Le bunker n’était pas le dernier endroit à la mode. Aucun décorateur ne s’était précipité pour un lifting complet. Les lieux étaient inhospitaliers avec leurs murs ternes et leur plafond malodorant. Cependant, c’était certainement l’endroit le plus sûr à des kilomètres à la ronde. L’entrée des galeries menant au barrage ayant été condamnée par ses occupants suite à la dernière attaque, cette vieille construction datant des années 80 était le Saint Graal pour tout survivant. C’était là où il fallait être en pleine apocalypse zombie.

Sarah s’y sentait bien. Rien ne s’était produit depuis son arrivée, il y a une semaine. Pas de zombies cherchant à se repaître des vivants ni de survivants se croyant au-dessus des lois, prêts à imposer leur autorité. Juste le calme et la tranquillité d’une vie devenue presque banale. Le bunker était un havre de paix. Les gens vivaient sans vraiment se soucier de ce qui se passait à l’extérieur, vaquant à leurs occupations quotidiennes partagées entre les discussions et les repas pris dans la salle commune. Le bunker semblait perdu entre deux mondes. C’était une sorte de purgatoire, bloqué entre le monde des vivants et celui de morts.

Sarah était assise sur le rebord du lit, dans la chambre qui lui avait été donnée lors de son arrivée. Elle berçait le bébé de Stacy en fredonnant une comptine. Le nourrisson s’était endormi dans ses bras rassurants, la bouche ouverte. Il semblait apaisé. Stacy entra brusquement, le visage assombri par un mécontentement à peine dissimulé. Elle prit sa fille, l’arrachant presque des bras de Sarah et dit sur un ton revanchard :

—    Qu’est-ce que je t’ai dit ?

—    C’est Isa qui me l’a confié, répondit Sarah d’un air étonné.

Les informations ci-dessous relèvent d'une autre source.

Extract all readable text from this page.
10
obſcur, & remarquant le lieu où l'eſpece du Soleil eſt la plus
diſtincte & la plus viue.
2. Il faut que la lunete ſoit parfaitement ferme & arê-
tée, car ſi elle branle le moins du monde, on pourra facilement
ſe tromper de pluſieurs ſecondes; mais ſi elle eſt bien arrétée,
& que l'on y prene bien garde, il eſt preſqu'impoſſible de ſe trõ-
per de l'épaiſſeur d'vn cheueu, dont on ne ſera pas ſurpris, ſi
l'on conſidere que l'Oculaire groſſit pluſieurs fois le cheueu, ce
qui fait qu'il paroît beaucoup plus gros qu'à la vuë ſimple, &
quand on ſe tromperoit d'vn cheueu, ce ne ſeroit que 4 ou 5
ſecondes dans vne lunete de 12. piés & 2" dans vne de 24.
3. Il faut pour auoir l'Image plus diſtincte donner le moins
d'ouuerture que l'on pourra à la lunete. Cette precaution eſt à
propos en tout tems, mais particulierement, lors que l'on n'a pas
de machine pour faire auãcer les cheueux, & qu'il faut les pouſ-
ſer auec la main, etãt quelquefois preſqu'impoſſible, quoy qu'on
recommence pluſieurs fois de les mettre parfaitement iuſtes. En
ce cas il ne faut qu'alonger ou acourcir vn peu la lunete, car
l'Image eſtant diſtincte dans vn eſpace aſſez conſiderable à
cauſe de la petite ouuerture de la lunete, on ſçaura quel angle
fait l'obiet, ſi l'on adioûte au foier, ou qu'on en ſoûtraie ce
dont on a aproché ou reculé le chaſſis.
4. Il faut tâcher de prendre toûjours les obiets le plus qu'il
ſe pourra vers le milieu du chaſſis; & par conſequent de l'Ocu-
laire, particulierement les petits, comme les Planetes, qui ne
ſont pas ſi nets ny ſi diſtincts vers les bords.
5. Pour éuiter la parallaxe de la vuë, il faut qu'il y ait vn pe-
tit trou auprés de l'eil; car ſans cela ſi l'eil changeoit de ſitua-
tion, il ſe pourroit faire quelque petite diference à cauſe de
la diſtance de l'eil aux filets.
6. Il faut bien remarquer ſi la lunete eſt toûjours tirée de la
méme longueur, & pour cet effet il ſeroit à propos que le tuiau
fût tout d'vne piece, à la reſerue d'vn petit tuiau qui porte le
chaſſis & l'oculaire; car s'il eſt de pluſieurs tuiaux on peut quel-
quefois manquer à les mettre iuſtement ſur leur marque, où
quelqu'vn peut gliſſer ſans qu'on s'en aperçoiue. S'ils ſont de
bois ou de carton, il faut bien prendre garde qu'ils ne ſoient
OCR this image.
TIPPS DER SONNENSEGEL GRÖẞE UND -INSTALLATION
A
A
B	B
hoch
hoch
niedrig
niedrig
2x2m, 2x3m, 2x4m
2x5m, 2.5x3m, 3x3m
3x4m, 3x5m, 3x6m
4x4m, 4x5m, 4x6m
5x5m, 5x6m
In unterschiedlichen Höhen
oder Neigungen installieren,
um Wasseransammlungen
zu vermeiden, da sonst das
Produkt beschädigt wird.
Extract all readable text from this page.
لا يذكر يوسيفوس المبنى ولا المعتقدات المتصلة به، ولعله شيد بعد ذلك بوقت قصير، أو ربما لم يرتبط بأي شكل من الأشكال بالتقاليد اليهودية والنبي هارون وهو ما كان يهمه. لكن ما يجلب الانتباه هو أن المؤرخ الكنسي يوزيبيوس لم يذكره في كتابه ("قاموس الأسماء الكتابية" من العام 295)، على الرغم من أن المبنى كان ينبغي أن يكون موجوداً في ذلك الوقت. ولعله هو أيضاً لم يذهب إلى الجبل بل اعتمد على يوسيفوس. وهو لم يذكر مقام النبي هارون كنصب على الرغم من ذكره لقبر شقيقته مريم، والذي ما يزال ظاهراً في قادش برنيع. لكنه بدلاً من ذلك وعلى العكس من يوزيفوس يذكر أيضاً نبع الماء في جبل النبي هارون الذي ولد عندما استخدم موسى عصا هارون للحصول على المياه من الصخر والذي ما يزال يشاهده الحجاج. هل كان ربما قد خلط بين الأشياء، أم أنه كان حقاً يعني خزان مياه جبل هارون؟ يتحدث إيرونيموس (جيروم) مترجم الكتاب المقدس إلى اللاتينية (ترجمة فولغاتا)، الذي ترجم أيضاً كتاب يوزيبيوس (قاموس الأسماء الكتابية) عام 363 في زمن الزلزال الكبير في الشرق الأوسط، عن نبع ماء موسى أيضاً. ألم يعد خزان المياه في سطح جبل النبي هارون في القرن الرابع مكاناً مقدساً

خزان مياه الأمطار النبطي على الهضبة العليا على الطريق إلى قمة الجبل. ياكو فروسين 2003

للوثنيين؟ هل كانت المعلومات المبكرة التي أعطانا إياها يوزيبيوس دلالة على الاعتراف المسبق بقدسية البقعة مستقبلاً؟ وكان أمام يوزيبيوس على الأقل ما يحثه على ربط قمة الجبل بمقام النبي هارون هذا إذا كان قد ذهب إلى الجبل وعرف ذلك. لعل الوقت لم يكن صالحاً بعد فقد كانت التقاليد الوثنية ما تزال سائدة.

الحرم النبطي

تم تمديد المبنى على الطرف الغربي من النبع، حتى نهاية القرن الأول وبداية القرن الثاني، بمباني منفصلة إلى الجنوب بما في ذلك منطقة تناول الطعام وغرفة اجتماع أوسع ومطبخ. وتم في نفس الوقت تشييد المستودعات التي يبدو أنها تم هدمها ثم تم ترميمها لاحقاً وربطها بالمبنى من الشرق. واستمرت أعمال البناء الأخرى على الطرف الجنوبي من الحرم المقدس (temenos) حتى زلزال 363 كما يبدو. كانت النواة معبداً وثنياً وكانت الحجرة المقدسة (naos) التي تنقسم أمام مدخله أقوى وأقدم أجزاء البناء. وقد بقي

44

—    Eh bien Isa devrait apprendre à être plus responsable !

Sarah ne comprenait pas l’attitude de Stacy depuis son arrivée. L’adolescente était distante avec elle, presque nonchalante.

—   Pourquoi tu agis comme ça ? demanda Sarah, fronçant les sourcils par agacement.

—   Agis comme quoi ?

—   Depuis mon arrivée, tu m’as à peine adressé la parole.

—   Et tu ne te doutes pas pourquoi ! s’exclama l’adolescente avec froideur.

Sarah répondit d’un hochement de la tête.

—   T’es contagieuse ! poursuivit Stacy en haussant la voix. Imagine que tu contamines mon bébé ! C’est la seule famille qu’il me reste sur cette Terre !

—   Mais…

—   Tu ne t’approches plus d’elle, compris !

Sur ces paroles, elle tourna les talons et sortit de la pièce. Sarah resta bouche-bée. Que pouvait-elle répondre à cela ? Stacy avait raison. Elle était contagieuse. La moindre goutte de sang, salive ou sécrétion contaminerait sans nul doute le nourrisson. Même si elle prenait toutes les précautions possibles, il y avait toujours un risque d’accident alors elle acquiesça sans broncher et baissa la tête avec tristesse.

***

Après avoir confié son enfant à une personne responsable, une personne qui ne la confierait pas à son tour à Sarah, Stacy entra dans le vestiaire, furibonde. Elle ouvrit une des armoires métalliques d’un geste vif et se saisit de son arme. Le vieil homme à la canne entra mais resta sur le pas de la porte.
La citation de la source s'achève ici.